A tap. A scroll. A like. A troll.
I first logged onto mine when I was 16.
I had been around, floating outside in the universe of the “real”, looking for an entry point (device, internet connection, cool coins, know-how) into the reel. In the time I got in, the split between the two worlds collapsed. Tapped (in) and now scroll, scroll, scroll. Reels, one after the other. Did you know these three ways you suppress your true feelings and what it says about you; a one-pot 24-minute nutritious recipe for 25-year-old neurospicy adults; solidarity and the many ways we fail at practising it; that moment when a South Delhi girl has to hail an auto lmao.
Suddenly, a headache.
What does your world look like?
As my eyes blink open, catch some light, two windows filtering rays in, I am blinded. I grab the screen, the light, that is less blinding, my world awake with me. I jump into my city, my corner of this world, itching to get caught up; itching to get away. “Morning Starbucks before submitting my soul to the overlords of capitalism lol”; “woke up depressed, today is giving bed rotting, I’m afraid.”
The cliche “this city never sleeps,” was made for my city, my world. New York got nothing on us. I woke up to 50 (!) notifications today. A friend found seven different reels that perfectly capture our relationship; halfway across the world, more bombs were dropped, 70 people died — the drop-down feature has never been more important. Closer home, two people were arrested for sloganeering. My city never sleeps.
If the internet is the world, and my pocket of it the city, I often wonder: What kind of citizen am I? What kind of citizen does my city make me? What kind of city is this? To answer that, I look around — the nooks and crannies, the hidden spaces, the big billboards that take centre stage and what they advertise. What is my city — and what am I?
In my city, all us 20-somethings care deeply about the world. Some days we care more about it being known that we care: Our billboards have had the word “justice” graffitied on them for a decade. But we care, deeply — about politics, society, expression, community and the injustice that threatens them all. Me and my fellow citizens have travelled through many almost-revolutions together: 2019 and the denial of refuge and the criminalisation of faith; a statehood snatched, toil and moil worth no more than an engineered ploy — and loud protest. 2020, 2021, 2022 and the race for oxygen, beds, a race against death — oh, and loud protest. 2023, 2024 — one year to a massacre that my city livestreamed, citizens sitting with mouths agape, devastation, fury and loud, loud protest.

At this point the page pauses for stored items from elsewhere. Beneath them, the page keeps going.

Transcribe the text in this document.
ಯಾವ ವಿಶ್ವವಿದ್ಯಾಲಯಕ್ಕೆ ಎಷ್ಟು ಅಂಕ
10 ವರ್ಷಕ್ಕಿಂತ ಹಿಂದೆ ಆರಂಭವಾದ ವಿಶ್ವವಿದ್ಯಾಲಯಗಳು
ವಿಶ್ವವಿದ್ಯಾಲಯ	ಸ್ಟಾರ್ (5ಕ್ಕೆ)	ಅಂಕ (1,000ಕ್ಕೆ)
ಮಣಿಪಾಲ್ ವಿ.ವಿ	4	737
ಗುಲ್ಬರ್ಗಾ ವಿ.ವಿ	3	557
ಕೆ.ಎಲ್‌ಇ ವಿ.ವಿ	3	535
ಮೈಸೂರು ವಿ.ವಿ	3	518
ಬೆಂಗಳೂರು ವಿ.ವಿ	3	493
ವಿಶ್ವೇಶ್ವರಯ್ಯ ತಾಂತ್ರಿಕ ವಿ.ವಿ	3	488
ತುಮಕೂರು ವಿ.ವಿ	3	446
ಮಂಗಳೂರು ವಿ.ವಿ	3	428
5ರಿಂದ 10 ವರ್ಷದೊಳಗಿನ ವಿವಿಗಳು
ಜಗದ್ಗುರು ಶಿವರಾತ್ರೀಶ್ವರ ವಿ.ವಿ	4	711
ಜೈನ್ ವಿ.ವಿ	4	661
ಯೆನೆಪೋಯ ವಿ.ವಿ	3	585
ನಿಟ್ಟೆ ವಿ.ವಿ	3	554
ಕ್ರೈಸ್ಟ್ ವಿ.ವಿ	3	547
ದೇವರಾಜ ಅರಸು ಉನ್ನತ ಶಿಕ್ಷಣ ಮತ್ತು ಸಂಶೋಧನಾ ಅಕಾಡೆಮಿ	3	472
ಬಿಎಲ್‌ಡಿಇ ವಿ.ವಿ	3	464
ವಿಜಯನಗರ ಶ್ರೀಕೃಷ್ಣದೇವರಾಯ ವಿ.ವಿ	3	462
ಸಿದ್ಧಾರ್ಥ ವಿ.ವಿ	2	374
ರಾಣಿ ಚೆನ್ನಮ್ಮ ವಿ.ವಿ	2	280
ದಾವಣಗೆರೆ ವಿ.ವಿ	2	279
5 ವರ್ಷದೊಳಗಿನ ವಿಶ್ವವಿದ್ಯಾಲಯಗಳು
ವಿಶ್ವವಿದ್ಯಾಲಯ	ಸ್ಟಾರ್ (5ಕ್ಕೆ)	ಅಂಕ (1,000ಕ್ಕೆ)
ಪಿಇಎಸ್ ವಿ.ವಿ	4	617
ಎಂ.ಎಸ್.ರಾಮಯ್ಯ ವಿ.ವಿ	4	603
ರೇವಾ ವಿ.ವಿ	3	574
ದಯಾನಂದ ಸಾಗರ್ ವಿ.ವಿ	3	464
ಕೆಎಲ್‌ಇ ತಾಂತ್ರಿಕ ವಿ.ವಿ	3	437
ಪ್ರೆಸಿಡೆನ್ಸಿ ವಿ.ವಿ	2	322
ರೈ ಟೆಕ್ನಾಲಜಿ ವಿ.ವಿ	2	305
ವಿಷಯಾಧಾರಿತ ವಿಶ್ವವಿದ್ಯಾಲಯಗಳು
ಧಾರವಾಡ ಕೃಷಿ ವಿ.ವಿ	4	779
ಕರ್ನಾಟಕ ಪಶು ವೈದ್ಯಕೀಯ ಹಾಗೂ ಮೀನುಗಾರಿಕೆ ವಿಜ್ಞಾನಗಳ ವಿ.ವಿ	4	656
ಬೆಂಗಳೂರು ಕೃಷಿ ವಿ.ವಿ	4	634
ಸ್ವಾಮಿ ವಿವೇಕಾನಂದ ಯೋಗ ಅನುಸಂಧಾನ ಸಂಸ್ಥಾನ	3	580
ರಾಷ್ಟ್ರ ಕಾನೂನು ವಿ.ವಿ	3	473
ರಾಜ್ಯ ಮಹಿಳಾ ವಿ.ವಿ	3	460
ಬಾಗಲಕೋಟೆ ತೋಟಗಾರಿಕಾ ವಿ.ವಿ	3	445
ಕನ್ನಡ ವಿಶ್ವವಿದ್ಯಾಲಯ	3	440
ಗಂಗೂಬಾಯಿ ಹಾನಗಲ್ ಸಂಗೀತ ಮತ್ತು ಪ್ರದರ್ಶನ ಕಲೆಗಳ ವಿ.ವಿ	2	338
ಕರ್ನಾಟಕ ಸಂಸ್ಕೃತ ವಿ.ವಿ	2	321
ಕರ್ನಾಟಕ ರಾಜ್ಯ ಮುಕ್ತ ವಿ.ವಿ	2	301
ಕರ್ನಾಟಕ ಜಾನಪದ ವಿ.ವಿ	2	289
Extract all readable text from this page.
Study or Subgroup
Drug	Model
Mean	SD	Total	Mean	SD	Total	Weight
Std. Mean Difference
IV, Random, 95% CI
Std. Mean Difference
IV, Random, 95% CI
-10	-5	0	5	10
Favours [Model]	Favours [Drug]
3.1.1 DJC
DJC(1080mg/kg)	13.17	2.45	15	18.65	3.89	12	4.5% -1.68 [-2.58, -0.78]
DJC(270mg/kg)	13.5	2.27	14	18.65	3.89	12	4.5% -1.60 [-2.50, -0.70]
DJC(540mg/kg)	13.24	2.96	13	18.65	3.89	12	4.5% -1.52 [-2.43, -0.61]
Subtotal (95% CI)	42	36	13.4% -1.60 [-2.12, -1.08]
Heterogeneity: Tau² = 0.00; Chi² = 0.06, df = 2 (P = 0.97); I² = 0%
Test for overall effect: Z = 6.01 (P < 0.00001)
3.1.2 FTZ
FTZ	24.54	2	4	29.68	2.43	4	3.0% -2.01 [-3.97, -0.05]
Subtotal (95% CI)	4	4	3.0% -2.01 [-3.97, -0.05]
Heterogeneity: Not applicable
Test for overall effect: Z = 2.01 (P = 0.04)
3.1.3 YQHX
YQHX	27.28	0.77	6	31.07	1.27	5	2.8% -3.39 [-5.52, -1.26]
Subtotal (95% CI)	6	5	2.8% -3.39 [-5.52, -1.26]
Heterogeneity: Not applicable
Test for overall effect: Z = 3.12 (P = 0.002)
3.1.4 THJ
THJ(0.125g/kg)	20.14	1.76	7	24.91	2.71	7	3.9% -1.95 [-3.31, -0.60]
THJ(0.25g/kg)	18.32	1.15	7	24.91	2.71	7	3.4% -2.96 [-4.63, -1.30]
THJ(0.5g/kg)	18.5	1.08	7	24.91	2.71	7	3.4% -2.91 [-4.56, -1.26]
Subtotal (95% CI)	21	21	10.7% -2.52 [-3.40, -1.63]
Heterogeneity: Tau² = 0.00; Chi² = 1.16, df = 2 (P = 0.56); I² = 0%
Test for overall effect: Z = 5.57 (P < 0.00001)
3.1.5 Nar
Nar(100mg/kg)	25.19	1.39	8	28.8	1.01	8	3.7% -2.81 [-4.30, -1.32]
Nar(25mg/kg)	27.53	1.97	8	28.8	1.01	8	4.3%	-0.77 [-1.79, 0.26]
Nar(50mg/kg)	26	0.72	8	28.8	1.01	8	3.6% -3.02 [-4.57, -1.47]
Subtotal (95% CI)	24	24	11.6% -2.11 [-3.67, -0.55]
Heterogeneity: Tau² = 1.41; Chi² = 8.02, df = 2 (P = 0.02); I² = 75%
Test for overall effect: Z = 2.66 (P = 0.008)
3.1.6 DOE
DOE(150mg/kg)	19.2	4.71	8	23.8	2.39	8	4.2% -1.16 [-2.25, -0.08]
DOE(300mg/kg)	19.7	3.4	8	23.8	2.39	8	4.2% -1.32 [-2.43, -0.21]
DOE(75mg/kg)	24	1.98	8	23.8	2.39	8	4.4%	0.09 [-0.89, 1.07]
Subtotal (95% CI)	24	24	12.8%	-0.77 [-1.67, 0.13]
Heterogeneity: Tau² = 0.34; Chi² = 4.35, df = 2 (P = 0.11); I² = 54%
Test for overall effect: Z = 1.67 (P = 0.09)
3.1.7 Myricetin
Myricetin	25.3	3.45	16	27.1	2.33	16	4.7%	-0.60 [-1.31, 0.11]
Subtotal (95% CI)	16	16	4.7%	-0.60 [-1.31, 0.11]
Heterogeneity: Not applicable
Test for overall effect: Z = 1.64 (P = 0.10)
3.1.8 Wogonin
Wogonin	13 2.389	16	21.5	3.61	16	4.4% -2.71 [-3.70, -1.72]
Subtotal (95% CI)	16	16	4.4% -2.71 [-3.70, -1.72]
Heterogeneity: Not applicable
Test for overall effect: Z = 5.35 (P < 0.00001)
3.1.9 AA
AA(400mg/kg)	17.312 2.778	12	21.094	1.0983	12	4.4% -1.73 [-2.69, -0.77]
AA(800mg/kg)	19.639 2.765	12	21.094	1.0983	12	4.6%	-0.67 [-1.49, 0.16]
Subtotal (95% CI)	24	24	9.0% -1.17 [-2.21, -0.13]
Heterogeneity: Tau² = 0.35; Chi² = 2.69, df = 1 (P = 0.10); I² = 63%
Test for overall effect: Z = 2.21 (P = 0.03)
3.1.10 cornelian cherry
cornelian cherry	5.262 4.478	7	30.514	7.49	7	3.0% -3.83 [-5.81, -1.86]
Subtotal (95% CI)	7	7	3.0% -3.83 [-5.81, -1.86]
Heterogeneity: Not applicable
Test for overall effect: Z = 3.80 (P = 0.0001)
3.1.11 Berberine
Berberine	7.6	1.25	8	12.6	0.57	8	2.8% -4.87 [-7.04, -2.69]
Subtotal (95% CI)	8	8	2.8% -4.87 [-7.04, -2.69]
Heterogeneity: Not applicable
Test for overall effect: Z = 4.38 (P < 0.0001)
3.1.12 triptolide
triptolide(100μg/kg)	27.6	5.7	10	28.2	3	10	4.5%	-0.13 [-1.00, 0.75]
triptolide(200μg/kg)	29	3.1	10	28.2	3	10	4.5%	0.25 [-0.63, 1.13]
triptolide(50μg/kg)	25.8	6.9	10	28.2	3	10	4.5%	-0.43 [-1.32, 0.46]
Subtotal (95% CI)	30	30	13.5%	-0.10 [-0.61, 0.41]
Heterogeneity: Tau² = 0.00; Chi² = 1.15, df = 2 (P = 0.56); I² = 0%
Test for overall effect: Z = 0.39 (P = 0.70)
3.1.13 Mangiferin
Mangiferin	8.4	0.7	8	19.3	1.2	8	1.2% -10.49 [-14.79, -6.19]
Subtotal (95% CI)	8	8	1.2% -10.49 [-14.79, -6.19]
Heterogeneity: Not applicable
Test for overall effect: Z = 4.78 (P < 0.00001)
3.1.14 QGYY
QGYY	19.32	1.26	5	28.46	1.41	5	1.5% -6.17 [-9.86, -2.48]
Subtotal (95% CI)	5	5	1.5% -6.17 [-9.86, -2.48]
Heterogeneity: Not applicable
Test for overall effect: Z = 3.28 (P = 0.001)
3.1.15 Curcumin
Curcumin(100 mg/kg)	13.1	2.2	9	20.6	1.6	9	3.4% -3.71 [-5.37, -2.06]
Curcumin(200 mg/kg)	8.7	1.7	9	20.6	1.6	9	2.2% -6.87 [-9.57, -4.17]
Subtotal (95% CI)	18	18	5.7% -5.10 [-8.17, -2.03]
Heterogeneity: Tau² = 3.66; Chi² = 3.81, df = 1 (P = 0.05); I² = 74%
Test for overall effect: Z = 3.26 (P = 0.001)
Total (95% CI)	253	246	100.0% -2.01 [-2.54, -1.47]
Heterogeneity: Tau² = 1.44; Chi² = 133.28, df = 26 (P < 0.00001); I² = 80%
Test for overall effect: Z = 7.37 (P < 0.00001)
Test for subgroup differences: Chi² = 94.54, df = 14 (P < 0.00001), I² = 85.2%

Amidst this, we talk — at each other, not with — into the void. Fat-shaming, body positivity or body neutrality? Three hot takes where X marks the spot (it used to be a birdhouse). Is Taylor Swift a saviour or the big bad culprit? Her new album is a hit and a miss. Cancel this, cancel that — I learnt in my city, that mistakes are a thing of the past. And yet, subscriptions to those cancelled accounts revive themselves. Just give it a week, a month — a year, if it’s especially bad. Here, accountability and decimation look alike — we point fingers at each other in my city, always trying to find a way to justice. Those in ivory towers chuckle at a failed project, and scream bloody murder if the finger finds them. How many new book and movie deals does hashtag cancelled J K Rowling have now?
This city is cut off from the rest of my (the) world. It was built on, as we call it, vibes. More accurately, it has no grids, no blocks, no districts, no laws. An echo chamber that values virtue; it just does not value cultivating virtuosity — a task accomplished through time and error. There is no pause, no space to breathe, contemplate, or arrive.
So, as I look around this city that floats, suspended from time and space, always awake, always enraged, I realise. My city has made me kind; it has also made me blind. I am floating, with fellow citizens, like my city, far removed from the world, and all citizens not like me. A space that offered connection, and suddenly, I feel as disconnected as I did at 16.
What does your city, your world look like?